Daily Reading for March 14 • James Theodore Holly, Bishop of Haiti, and of the Dominican Republic, 1911 (transferred)
Notwithstanding the remarkable progress of philanthropic ideas and humanitarian feelings, during the last half century, among almost every nation and people throughout the habitable globe; yet the great mass of the Caucasian race still deem the negro as entirely destitute of those qualities, on which they selfishly predicate their own superiority. And we may add to this overwhelming class that cherish such self-complacent ideas of themselves, to the great prejudice of the negro, a large quota also of that small portion of the white race, who profess to believe the truths, “That God is no respecter of persons”; and that “He has made of one blood, all the nations that dwell upon the face of the earth” . . . because too many of those pseudo-humanitarians have lurking in their heart of hearts, a secret infidelity in regard to the real equality of the black man, which is ever ready to manifest its concealed sting, when the full and unequivocal recognition of the negro, in all respects, is pressed home upon their hearts. . . . This sentiment unnerves their hands and palsies their tongue; and no pen is wielded or voice heard, among that race of men, which fearlessly and boldly places the negro side by side with the white man, as his equal in all respects. But to the contrary, every thing is done by the enemies of the negro race to vilify and debase them. And the result is, that many of the race themselves, are almost persuaded that they are a brood of inferior beings. . . .
These recollections are to be found in the history of the heroic events of the Revolution of Hayti. This revolution is one of the noblest, grandest, and most justifiable outbursts against tyrannical oppression that is recorded on the pages of the world’s history.
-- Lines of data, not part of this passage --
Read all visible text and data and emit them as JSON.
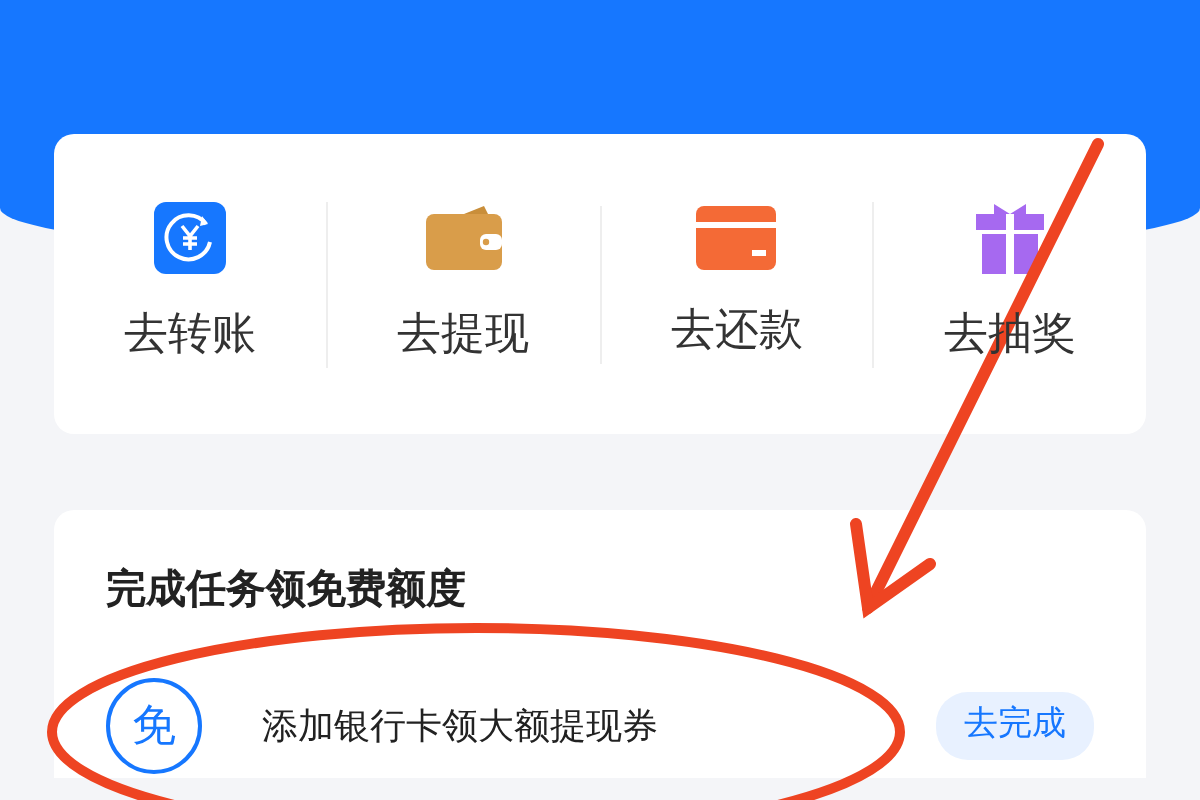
{
  "quick_actions": [
    {
      "kind": "transfer",
      "label": "去转账"
    },
    {
      "kind": "wallet",
      "label": "去提现"
    },
    {
      "kind": "card",
      "label": "去还款"
    },
    {
      "kind": "gift",
      "label": "去抽奖"
    }
  ],
  "tasks_section": {
    "title": "完成任务领免费额度",
    "tasks": [
      {
        "badge": "免",
        "text": "添加银行卡领大额提现券",
        "button": "去完成"
      }
    ]
  }
}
A race of almost dehumanized men—made so by an oppressive slavery of three centuries—arose from their slumber of ages, and redressed their own unparalleled wrongs with a terrible hand in the name of God and humanity. In this terrible struggle for liberty, the Lord of Hosts directed their arms to be the instruments of His judgment on their oppressors, as the recompense of His violated law of love between man and his fellow, which these tyrants of the new world had been guilty of, in the centuries of blood, wrong, and oppression, which they had perpetrated on the negro race in that isle of the Caribbean Sea.
But aside from this great providential and religious view of this great movement, that we are always bound to seek for, in all human affairs, to see how they square with the mind of God, more especially if they relate to the destinies of nations and people;—the Haytian Revolution is also the grandest political event of this or any other age. In weighty causes, and wondrous and momentous features, it surpasses the American revolution, in an incomparable degree. The revolution of this country was only the revolt of a people already comparatively free, independent, and highly enlightened. Their greatest grievance was the imposition of three pence per pound tax on tea, by the mother country, without their consent. But the Haytian revolution was a revolt of an uneducated and menial class of slaves, against their tyrannical oppressors, who not only imposed an absolute tax on their unrequited labor, but also usurped their very bodies; and who would have been prompted by the brazen infidelity of the age then rampant, to dispute with the Almighty, the possession of the souls of these poor creatures, could such brazen effrontery have been of any avail, to have wrung more ill-gotten gain out of their victims to add to their worldly goods. . . .
Never before, in all the annals of the world’s history, did a nation of abject and chattel slaves arise in the terrific might of their resuscitated manhood, and regenerate, redeem, and disenthrall themselves: by taking their station at one gigantic bound, as an independent nation, among the sovereignties of the world.
From A Vindication of the Capacity of the Negro Race for Self-Government and Civilized Progress, as Demonstrated by Historical Events of the Haytian Revolution by James Theodore Holly, in a lecture given in New Haven, Connecticut on August 1, 1857 (New Haven, Conn.: William H. Stanley, 1857).